Two of the most valuable artifacts in the Abraham Lincoln Presidential Library and Museum may be shut away from the public for good if the institution can't pay off its debt. As the Chicago Tribune reports, the presidential library's foundation took out a $23 million loan in 2007 to acquire a collection of items that once belonged to the 16th president. Over a decade later, the Springfield, Illinois institution has yet to pay back the entirety of the loan—and it may have to auction off some of the very items it was used to purchase to do so.

The 2007 loan paid for most of the $25 million Barry and Louise Taper Collection, which before moving to the library was the largest private collection of Lincoln memorabilia compiled in the last half-century. It features 1500 items, including many of Lincoln's personal belongings and writings.

The foundation still owes $9.7 million on the loan, which comes up for renewal in October 2019. In order to avoid financial trouble and retain the majority of the artifacts, the foundation is considering auctioning off two of the most valuable pieces in the collection: A stovetop hat thought to have belonged to Lincoln and the blood-stained gloves he wore on the night of his assassination.

As long as they're in the museum's possession, the artifacts are available for the public to view and researchers to study. If they end up on the auction block they will likely go home with a private buyer and become inaccessible for the indefinite future.

While the Lincoln library is run by the Illinois government, the foundation is privately funded and run independently. The foundation appealed to Governor Bruce Rauner for financial assistance earlier this month with no success. Springfield-area Representative Sara Wojcicki Jimenez, however, tells the Chicago Tribune that she is looking into ways to relieve the museum's financial burden.
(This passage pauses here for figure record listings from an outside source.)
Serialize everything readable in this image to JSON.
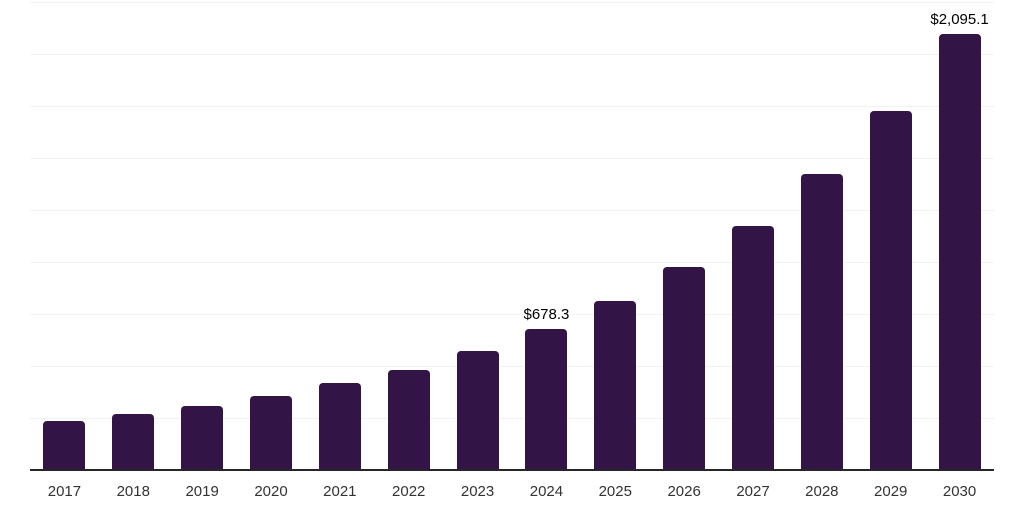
{
  "chart_data": {
    "type": "bar",
    "title": "",
    "xlabel": "",
    "ylabel": "",
    "categories": [
      "2017",
      "2018",
      "2019",
      "2020",
      "2021",
      "2022",
      "2023",
      "2024",
      "2025",
      "2026",
      "2027",
      "2028",
      "2029",
      "2030"
    ],
    "values": [
      236,
      268,
      305,
      356,
      417,
      478,
      571,
      678.3,
      812,
      974,
      1170,
      1421,
      1725,
      2095.1
    ],
    "ylim": [
      0,
      2250
    ],
    "grid_step": 250,
    "grid": true,
    "legend": false,
    "y_tick_labels_visible": false,
    "data_labels": [
      {
        "category": "2024",
        "text": "$678.3"
      },
      {
        "category": "2030",
        "text": "$2,095.1"
      }
    ],
    "colors": {
      "bar": "#331447",
      "gridline": "#f2f2f2",
      "axis_line": "#262626",
      "category_label": "#333333",
      "value_label": "#000000",
      "background": "#ffffff"
    }
  }
}
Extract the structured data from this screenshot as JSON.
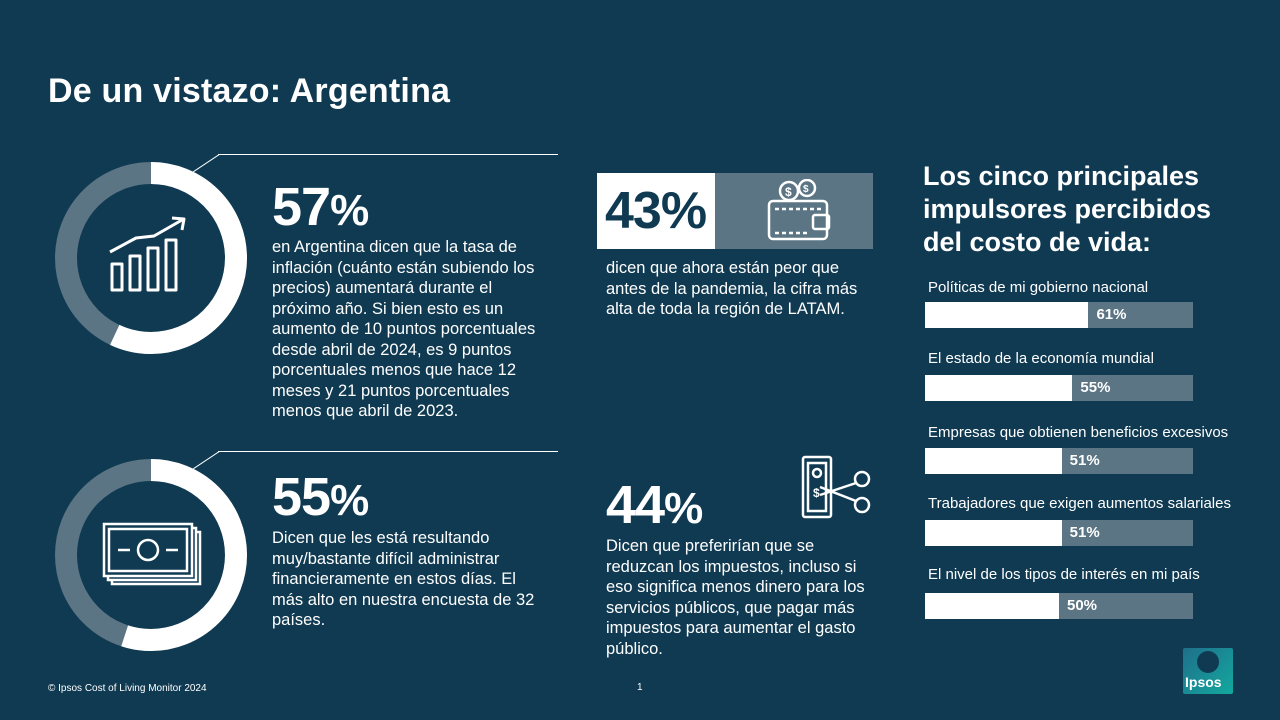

If the state doesn't follow through with funding, the foundation does have a backup plan. The Barry and Louise Taper Collection also includes a handful of Marilyn Monroe artifacts sprinkled in with the Lincoln memorabilia and some of those items are going up for auction in Las Vegas on June 23. Revenue from a dress worn by Monroe, pictures of her taken by photographer Arnold Newman, and a bust of poet Carl Sandburg that once belonged to the icon will hopefully offer some relief to the foundation's outstanding debt.